La vie privée du majeur protégé

Lieu : Université de Caen- Campus 1 - Amphithéatre Pierre Daure
Début : 07/04/2017
Responsable(s) scientifique(s) : Gilles Raoul-Cormeil

Où doit-on situer la limite entre le respect de la vie privée et le devoir de contrôle et de vigilance que la loi fait peser sur le curateur ou le tuteur du majeur protégé? En cas d’atteinte avérée à la vie privée, quelle est la procédure applicable à la réparation du préjudice subi?

 

Pour vivre heureux, vivons cachés. Sur ce proverbe, l’article 9 du Code civil renchérit : « chacun a droit au respect de sa vie privée ». Or, l’intimité du sujet est de plus en plus éprouvée par les réseaux sociaux et la capacité des ordinateurs qui permettent le stockage et la circulation des données personnelles.

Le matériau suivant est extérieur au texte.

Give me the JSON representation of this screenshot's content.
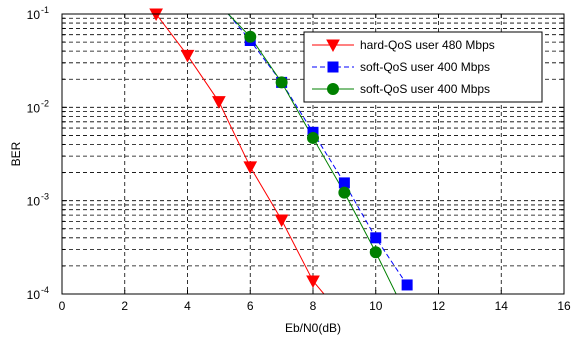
{
  "chart_data": {
    "type": "line",
    "xlabel": "Eb/N0(dB)",
    "ylabel": "BER",
    "xlim": [
      0,
      16
    ],
    "ylim": [
      0.0001,
      0.1
    ],
    "yscale": "log",
    "grid": true,
    "legend_position": "top-right",
    "x_ticks": [
      0,
      2,
      4,
      6,
      8,
      10,
      12,
      14,
      16
    ],
    "x_tick_labels": [
      "0",
      "2",
      "4",
      "6",
      "8",
      "10",
      "12",
      "14",
      "16"
    ],
    "y_ticks": [
      0.0001,
      0.001,
      0.01,
      0.1
    ],
    "y_tick_labels": [
      {
        "base": "10",
        "exp": "-4"
      },
      {
        "base": "10",
        "exp": "-3"
      },
      {
        "base": "10",
        "exp": "-2"
      },
      {
        "base": "10",
        "exp": "-1"
      }
    ],
    "series": [
      {
        "name": "hard-QoS user 480 Mbps",
        "color": "#ff0000",
        "line_style": "solid",
        "marker": "triangle-down",
        "x": [
          3,
          4,
          5,
          6,
          7,
          8,
          8.35
        ],
        "y": [
          0.1,
          0.036,
          0.0115,
          0.0023,
          0.00062,
          0.000138,
          0.0001
        ]
      },
      {
        "name": "soft-QoS user 400 Mbps",
        "color": "#0000ff",
        "line_style": "dashed",
        "marker": "square",
        "x": [
          5.3,
          6,
          7,
          8,
          9,
          10,
          11
        ],
        "y": [
          0.1,
          0.052,
          0.0185,
          0.0054,
          0.00155,
          0.0004,
          0.000125
        ]
      },
      {
        "name": "soft-QoS user 400 Mbps",
        "color": "#008000",
        "line_style": "solid",
        "marker": "circle",
        "x": [
          5.3,
          6,
          7,
          8,
          9,
          10,
          10.65
        ],
        "y": [
          0.1,
          0.057,
          0.0185,
          0.0047,
          0.00122,
          0.00028,
          0.0001
        ]
      }
    ]
  }
}
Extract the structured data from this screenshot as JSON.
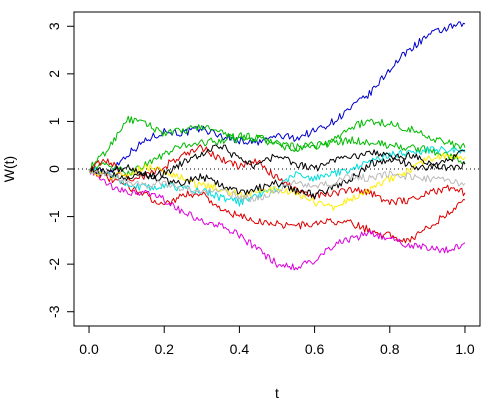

L’informatique garde en mémoire des images et des scènes de la vie diffusée à des « amis », mais aussi des informations touchant à la santé, des flux financiers, des contrats électroniques conclus via l’internet. Un tel stockage excite l’imagination des commerciaux et des pirates de l’informatique.

Les majeurs protégés n’échappent pas aux nouveaux modes de communication ainsi qu’aux risques qu’ils engendrent. Où doit-on situer la limite entre le respect de la vie privée et le devoir de contrôle et de vigilance que la loi fait peser, de manière générale, sur le curateur ou le tuteur ? En cas d’atteinte avérée à la vie privée, quelle est la procédure applicable à la réparation du préjudice subi par le majeur protégé ? Le questionnement est nécessaire lorsque la protection s’étend à la personne du sujet. Il l’est d’autant plus que l’article 108-3 du Code civil dispose que la personne en tutelle est domiciliée chez son tuteur. La distinction du droit patrimonial et des droits attachés à la personne donne une première clef de lecture, sans épuiser le débat.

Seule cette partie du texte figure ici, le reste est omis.